By law, the standard premium is set to cover one-fourth of the average cost of Part B services incurred by beneficiaries aged 65 and over, plus a contingency margin. The contingency margin is an amount appropriate to (i) cover incurred-but-unpaid claims costs, (ii) provide for possible variation between actual and projected costs, and (iii) amortize any surplus assets or unfunded liabilities.  The remaining Part B costs are financed by Federal general revenues.  (In 2011, $2.5 billion in Part B expenditures will be financed by the new fees on manufacturers and importers of brand-name prescription drugs under the Affordable Care Act.  The revenue from these fees reduces the standard Part B premium by $0.90.)
Based on current estimates, Part B assets are not sufficient to cover the amount of incurred-but-unpaid expenses and to provide for a significant degree of variation between actual and projected costs.  Thus, a large positive contingency margin is needed to increase assets to a more appropriate level.
The size of the contingency margin for 2011 is affected by two additional factors.  First, the current law formula for physician fees will result in a payment reduction of 23 percent in December 2010 and, in this analysis, is projected to cause an additional reduction of about 6.5 percent starting January 2011.  (The actual reduction in physician fees under current law for January 2011 is now known to be 2.5 percent.  As is typical, the final adjustment was not available in time to include in the premium determination.)   There is a strong likelihood that these reductions will be overridden by legislation enacted after Part B premiums are established for 2011.  For each year from 2003 through November 2010, Congress has acted to prevent smaller physician fee reductions from occurring.

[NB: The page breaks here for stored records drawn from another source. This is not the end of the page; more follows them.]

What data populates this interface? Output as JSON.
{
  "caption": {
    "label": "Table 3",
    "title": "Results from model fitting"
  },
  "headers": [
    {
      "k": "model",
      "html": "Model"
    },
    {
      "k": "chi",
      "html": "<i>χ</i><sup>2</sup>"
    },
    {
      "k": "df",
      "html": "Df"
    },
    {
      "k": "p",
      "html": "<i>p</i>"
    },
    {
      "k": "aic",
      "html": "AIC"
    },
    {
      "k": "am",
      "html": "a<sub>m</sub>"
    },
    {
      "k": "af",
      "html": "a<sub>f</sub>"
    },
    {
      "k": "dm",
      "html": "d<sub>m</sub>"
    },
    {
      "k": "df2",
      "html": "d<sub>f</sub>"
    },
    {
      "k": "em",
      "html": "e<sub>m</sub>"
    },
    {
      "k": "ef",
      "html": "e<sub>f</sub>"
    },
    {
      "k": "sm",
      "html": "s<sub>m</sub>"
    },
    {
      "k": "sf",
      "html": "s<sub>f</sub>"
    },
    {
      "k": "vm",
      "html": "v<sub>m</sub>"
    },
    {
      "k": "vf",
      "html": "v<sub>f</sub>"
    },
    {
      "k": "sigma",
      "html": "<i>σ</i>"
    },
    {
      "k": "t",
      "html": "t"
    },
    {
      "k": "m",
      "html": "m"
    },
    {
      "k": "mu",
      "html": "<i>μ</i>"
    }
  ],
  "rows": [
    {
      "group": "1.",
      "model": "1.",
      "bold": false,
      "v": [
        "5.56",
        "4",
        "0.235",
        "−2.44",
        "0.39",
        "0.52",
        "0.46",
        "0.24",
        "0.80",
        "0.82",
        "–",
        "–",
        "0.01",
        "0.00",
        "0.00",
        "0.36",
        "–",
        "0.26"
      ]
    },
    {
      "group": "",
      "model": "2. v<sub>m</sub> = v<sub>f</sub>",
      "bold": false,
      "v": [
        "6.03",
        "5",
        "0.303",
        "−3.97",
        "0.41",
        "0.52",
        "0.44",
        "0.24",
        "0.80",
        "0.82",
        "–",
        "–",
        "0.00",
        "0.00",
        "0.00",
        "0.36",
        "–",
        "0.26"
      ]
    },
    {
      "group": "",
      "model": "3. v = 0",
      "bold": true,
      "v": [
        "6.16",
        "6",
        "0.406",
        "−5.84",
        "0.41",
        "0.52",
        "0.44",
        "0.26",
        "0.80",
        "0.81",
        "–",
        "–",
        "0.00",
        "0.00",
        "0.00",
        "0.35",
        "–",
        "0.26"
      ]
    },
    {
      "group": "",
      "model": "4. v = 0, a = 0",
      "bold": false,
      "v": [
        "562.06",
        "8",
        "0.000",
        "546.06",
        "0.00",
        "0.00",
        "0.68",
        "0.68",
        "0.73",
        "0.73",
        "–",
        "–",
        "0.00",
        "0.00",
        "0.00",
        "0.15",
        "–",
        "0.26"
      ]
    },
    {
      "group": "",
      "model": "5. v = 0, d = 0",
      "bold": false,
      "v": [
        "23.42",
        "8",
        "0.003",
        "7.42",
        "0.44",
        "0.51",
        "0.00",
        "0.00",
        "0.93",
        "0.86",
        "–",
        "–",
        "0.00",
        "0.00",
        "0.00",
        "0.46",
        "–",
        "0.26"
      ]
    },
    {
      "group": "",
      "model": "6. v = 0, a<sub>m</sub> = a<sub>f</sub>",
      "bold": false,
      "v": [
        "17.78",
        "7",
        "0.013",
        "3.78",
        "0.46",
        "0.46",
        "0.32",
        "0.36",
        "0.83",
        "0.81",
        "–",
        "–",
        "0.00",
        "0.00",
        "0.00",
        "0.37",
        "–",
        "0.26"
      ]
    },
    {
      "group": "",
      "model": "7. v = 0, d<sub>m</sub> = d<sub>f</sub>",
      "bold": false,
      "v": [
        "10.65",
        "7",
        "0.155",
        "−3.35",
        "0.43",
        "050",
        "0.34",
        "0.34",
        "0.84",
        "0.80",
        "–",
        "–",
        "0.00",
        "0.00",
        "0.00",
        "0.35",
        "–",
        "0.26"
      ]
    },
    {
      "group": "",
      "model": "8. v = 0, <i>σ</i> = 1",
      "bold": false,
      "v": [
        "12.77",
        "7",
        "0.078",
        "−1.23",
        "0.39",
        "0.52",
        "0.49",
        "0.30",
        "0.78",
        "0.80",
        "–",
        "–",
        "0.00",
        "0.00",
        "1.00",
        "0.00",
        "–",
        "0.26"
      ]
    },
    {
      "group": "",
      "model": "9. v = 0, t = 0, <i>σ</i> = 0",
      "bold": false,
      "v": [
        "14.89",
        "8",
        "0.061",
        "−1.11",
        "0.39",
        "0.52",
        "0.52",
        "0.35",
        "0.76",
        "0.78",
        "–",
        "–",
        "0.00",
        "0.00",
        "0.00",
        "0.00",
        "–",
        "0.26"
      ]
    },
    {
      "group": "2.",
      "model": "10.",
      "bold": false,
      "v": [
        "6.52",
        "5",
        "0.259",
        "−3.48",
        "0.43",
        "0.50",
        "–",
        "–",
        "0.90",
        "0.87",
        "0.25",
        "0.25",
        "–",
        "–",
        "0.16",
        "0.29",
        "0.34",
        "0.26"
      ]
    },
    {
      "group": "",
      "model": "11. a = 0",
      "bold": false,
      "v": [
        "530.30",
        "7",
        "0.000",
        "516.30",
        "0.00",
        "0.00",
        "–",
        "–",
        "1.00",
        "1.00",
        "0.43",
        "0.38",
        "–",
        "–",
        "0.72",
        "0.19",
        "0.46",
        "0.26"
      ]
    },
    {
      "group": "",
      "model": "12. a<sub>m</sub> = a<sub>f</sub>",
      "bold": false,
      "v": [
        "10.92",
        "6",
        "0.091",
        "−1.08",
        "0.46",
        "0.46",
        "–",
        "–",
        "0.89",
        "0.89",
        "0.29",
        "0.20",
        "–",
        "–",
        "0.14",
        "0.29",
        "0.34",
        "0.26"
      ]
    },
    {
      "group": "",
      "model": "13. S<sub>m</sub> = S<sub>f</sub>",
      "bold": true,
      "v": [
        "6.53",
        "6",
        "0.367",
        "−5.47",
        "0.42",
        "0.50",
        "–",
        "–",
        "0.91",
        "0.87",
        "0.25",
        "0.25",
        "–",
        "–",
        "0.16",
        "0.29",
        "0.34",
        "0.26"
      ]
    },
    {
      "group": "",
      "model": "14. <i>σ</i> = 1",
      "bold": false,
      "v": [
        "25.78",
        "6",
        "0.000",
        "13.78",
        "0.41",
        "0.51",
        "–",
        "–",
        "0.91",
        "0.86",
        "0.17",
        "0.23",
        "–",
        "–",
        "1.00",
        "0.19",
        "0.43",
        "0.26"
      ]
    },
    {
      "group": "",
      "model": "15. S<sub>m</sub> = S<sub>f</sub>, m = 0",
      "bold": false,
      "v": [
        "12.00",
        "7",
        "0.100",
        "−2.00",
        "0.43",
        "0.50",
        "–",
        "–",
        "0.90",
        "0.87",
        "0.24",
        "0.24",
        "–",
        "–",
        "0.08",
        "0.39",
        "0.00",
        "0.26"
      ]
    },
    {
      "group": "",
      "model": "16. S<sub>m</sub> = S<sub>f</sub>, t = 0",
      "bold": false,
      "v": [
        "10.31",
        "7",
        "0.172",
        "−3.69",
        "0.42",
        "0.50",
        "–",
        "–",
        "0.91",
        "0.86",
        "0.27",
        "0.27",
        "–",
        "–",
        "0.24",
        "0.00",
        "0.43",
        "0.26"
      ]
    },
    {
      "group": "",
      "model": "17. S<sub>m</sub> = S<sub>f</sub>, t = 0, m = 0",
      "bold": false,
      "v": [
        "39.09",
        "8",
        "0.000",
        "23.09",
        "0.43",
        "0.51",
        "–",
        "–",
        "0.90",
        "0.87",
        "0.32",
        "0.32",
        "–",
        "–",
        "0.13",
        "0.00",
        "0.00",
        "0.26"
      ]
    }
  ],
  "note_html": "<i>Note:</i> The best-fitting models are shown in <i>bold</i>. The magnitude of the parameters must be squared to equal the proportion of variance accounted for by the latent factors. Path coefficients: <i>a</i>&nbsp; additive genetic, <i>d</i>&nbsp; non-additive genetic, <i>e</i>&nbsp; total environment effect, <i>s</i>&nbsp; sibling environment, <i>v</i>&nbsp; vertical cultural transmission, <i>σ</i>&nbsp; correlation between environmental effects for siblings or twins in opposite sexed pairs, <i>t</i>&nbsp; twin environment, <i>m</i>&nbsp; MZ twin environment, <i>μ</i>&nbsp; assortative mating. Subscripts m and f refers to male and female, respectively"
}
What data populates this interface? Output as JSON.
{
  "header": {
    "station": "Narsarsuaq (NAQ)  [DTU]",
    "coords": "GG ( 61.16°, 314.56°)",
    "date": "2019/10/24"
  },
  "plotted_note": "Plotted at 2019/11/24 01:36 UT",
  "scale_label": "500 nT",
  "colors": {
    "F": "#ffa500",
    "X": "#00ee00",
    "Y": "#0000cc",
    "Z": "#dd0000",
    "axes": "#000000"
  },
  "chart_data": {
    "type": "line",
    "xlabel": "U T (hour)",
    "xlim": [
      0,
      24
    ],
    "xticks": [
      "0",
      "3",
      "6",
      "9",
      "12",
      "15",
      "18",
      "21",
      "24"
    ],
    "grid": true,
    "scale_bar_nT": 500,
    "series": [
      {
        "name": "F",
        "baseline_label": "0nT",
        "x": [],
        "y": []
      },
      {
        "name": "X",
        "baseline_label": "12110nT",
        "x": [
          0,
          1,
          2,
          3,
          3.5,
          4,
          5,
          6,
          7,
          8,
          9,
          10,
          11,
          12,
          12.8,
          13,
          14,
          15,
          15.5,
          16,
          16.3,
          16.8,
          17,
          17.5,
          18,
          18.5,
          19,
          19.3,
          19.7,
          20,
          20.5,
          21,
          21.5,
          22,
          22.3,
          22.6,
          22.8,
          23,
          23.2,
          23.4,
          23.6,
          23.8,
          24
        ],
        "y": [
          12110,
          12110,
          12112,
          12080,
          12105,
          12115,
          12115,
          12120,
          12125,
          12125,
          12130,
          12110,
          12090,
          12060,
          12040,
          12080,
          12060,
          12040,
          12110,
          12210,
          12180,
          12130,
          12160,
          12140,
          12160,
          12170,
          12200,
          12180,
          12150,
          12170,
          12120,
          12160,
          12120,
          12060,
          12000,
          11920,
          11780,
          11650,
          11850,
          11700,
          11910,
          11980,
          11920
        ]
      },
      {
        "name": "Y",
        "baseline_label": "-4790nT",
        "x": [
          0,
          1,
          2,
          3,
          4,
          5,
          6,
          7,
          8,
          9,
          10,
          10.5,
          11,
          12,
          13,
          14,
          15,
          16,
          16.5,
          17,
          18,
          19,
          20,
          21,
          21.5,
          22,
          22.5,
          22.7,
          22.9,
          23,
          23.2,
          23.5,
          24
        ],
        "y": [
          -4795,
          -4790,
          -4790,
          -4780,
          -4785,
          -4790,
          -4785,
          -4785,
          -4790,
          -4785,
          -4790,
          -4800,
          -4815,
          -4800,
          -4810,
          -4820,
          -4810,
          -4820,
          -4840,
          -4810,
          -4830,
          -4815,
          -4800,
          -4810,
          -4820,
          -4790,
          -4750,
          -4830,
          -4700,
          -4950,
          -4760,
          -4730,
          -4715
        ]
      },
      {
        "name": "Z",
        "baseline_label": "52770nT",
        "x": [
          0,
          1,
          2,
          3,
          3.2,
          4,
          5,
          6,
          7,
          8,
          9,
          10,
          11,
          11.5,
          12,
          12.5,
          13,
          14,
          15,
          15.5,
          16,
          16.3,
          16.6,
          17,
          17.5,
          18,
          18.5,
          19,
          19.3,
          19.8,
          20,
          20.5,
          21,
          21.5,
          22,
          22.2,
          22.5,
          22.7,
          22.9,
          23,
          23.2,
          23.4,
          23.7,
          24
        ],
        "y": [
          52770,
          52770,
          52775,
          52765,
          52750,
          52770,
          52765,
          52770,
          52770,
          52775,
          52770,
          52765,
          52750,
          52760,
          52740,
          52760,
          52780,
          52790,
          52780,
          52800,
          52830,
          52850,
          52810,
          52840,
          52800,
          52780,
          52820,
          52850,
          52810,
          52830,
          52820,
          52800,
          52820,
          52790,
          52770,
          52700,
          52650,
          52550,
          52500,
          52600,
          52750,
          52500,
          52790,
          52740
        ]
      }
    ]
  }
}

 In recognition of this strong possibility of higher Part B expenditures resulting from similar legislation to override the decreases in physician fees in December 2010 and January 2011, it is appropriate to maintain a significantly larger Part B contingency reserve than would otherwise be necessary.  The asset level projected for the end of 2010 would otherwise not be adequate to accommodate this contingency.